Marine and Freshwater Research Marine and Freshwater Research Society
Advances in the aquatic sciences

Tourists increase the contribution of autochthonous carbon to littoral zone food webs in oligotrophic dune lakes

Wade L. Hadwen A B C and Stuart E. Bunn A
+ Author Affiliations
- Author Affiliations

A Centre for Riverine Landscapes, Faculty of Environmental Sciences, Griffith University, Nathan, Qld 4111, Australia.

B Cooperative Research Centre for Sustainable Tourism.

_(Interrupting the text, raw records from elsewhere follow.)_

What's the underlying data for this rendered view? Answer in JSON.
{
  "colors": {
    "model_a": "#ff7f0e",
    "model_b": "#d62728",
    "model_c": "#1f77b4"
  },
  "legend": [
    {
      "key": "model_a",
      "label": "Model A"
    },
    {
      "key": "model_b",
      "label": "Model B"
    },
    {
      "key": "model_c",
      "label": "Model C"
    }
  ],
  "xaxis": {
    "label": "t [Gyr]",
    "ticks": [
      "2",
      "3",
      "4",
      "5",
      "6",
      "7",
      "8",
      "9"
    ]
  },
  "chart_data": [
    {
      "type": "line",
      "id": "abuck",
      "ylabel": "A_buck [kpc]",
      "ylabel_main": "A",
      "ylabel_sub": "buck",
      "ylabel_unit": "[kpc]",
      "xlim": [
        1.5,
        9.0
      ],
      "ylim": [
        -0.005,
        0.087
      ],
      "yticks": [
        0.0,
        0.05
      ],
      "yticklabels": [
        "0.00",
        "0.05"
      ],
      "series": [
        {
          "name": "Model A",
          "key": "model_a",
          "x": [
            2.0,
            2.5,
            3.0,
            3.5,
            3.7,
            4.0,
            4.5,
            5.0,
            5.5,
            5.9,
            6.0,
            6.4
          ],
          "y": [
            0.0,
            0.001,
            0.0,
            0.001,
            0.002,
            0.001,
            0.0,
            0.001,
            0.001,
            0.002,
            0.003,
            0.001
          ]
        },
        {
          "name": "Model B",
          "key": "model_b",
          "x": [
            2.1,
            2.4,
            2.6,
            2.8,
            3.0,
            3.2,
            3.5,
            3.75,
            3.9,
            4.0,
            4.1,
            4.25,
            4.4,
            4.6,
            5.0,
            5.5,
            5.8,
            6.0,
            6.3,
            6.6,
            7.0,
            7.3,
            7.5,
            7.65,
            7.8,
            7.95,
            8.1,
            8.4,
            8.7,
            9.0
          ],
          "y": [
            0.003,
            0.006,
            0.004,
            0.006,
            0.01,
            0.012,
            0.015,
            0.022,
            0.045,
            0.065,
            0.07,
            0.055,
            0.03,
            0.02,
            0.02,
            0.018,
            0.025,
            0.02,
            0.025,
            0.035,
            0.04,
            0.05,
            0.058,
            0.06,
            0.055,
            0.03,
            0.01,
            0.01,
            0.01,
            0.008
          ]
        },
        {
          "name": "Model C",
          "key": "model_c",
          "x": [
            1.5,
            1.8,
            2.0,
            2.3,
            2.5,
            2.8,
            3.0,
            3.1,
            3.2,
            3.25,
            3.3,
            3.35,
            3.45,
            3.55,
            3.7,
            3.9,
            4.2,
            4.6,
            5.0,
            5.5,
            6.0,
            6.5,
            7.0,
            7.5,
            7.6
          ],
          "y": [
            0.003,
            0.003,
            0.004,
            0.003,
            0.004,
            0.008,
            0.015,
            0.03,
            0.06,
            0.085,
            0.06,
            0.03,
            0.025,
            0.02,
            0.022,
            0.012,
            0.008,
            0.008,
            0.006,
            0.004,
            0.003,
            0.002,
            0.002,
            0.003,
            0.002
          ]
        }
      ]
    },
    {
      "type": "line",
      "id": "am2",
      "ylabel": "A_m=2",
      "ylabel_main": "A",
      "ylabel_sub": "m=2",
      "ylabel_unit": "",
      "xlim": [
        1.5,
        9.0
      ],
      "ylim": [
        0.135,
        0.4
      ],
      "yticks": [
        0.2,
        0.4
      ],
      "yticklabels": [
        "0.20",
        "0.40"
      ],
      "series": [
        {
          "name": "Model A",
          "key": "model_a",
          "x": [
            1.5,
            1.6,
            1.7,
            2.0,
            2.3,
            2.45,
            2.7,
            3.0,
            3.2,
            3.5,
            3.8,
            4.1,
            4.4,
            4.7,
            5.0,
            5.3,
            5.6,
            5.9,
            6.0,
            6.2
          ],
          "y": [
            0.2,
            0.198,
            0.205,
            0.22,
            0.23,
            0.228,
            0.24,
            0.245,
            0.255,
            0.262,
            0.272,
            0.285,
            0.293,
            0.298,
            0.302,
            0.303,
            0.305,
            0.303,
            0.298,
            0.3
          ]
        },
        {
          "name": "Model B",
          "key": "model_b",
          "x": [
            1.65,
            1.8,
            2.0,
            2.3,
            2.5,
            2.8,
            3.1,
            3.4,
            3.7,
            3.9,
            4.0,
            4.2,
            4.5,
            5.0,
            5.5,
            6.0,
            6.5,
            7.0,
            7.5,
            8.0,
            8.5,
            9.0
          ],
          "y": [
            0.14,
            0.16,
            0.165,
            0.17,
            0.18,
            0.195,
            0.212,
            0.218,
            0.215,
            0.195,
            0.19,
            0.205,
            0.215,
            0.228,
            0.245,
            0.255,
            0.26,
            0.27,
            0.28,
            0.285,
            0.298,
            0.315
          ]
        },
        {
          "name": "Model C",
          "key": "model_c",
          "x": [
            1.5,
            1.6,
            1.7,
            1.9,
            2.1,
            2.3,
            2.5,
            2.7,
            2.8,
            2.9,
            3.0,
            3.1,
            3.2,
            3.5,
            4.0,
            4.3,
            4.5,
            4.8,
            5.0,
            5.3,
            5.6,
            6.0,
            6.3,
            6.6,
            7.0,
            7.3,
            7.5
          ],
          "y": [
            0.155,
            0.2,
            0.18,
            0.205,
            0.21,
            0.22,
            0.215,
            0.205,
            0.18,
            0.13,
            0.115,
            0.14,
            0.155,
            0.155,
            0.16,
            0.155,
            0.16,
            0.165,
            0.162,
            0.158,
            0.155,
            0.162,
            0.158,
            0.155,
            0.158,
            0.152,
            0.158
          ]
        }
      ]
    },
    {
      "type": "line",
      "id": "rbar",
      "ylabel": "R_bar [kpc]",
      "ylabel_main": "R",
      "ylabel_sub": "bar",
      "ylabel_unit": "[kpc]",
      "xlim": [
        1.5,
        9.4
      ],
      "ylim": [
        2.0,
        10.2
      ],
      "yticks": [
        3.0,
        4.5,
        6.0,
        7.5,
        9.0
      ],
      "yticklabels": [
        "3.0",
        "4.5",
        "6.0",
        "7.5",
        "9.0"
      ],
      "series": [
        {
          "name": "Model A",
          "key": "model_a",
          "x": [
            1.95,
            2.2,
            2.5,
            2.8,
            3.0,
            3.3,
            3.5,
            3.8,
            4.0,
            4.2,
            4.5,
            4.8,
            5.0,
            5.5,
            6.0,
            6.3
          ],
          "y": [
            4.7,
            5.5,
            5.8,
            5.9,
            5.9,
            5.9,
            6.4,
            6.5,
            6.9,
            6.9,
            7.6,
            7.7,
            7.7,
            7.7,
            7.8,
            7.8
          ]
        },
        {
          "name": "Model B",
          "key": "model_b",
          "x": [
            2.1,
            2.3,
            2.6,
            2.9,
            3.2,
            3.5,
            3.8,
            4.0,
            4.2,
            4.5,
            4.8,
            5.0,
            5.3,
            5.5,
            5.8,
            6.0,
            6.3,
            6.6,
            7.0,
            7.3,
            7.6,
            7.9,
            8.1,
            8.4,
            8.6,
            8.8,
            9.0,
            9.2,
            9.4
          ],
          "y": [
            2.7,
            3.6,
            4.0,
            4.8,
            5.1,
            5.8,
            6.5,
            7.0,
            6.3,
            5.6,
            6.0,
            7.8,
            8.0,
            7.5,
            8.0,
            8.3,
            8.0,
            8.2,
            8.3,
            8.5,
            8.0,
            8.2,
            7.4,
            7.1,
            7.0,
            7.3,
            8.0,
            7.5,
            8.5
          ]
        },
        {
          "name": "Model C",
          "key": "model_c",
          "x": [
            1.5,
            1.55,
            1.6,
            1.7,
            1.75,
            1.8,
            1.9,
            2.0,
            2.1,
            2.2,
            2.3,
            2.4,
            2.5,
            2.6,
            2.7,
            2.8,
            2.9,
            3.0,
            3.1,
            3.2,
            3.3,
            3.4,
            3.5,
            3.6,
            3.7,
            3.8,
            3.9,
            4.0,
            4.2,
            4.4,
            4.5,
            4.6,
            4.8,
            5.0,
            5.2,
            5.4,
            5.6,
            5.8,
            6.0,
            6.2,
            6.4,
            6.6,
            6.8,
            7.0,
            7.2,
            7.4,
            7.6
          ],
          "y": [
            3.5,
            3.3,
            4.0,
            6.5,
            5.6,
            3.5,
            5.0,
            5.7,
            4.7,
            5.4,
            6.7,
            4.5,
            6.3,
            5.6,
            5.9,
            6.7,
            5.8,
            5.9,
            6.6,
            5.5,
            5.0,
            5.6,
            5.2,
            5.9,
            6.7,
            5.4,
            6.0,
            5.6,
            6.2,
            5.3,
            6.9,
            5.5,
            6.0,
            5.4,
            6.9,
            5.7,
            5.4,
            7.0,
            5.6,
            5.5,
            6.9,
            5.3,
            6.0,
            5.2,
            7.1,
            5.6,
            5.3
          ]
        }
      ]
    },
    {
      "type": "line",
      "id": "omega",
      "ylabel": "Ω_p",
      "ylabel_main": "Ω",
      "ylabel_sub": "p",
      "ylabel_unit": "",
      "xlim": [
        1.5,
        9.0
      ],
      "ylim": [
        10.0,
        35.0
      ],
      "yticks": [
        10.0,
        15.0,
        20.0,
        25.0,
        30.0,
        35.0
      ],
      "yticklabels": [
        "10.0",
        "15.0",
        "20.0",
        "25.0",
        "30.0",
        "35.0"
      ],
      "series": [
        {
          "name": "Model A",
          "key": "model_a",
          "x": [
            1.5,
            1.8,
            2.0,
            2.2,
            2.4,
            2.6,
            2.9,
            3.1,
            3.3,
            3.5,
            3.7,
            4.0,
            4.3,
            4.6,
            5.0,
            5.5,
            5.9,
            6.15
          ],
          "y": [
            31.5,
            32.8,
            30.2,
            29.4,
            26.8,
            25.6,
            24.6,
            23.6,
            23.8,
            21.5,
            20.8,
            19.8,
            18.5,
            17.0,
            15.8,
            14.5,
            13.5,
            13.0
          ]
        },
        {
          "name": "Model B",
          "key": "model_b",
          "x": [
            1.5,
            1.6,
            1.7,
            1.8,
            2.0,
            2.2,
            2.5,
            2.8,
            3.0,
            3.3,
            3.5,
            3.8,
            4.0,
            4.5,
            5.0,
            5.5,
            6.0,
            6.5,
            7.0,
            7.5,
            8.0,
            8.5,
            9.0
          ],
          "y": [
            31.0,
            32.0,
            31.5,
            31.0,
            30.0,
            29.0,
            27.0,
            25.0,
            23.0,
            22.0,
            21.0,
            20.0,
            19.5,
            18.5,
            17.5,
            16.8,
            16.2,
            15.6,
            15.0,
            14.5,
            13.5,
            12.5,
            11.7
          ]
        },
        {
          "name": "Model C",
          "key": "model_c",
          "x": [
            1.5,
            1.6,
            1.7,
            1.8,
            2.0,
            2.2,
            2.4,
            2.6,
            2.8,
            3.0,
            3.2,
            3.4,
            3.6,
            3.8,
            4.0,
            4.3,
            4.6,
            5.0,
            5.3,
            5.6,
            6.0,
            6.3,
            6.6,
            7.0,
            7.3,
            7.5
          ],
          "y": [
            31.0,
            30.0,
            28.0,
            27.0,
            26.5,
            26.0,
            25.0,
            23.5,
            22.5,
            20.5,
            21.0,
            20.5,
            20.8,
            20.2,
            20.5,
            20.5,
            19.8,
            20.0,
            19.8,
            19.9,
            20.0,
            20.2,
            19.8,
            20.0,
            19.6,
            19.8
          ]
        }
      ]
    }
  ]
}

C Corresponding author. Email:

Marine and Freshwater Research 55(7) 701-708
Submitted: 16 April 2004  Accepted: 3 August 2004   Published: 1 October 2004


Tourists can adversely influence the ecology of oligotrophic lakes by increasing algal production via direct nutrient inputs and/or re-suspension of sediments. To assess the influence of tourists on food web dynamics, we used the natural abundance of stable isotopes of carbon and nitrogen to calculate the relative importance of autochthonous and allochthonous carbon sources to littoral zone food webs across five variously visited perched dune lakes on Fraser Island, Australia. The relative importance of autochthonous (phytoplankton and periphyton) carbon to littoral zone consumers was highly variable across taxa and lakes. Despite the potential influence of algal biomass, ambient nutrient concentrations and tannin concentrations on the contribution of autochthonous carbon to littoral zone food webs, none of these variables correlated to the per cent contribution of autochthonous carbon to consumer diets. Instead, autochthonous sources of carbon contributed more to the diets of aquatic consumers in heavily visited lakes than in less visited lakes, suggesting that tourist activities might drive these systems towards an increased reliance on autochthonous carbon. The assessment of the contribution of autochthonous carbon to littoral zone food webs may represent a more robust indicator of the impact of tourists in oligotrophic lakes than standard measures of nutrient concentrations and/or algal biomass.

Extra keywords: allochthonous, monitoring, natural area management, oligotrophic lakes, wilderness areas.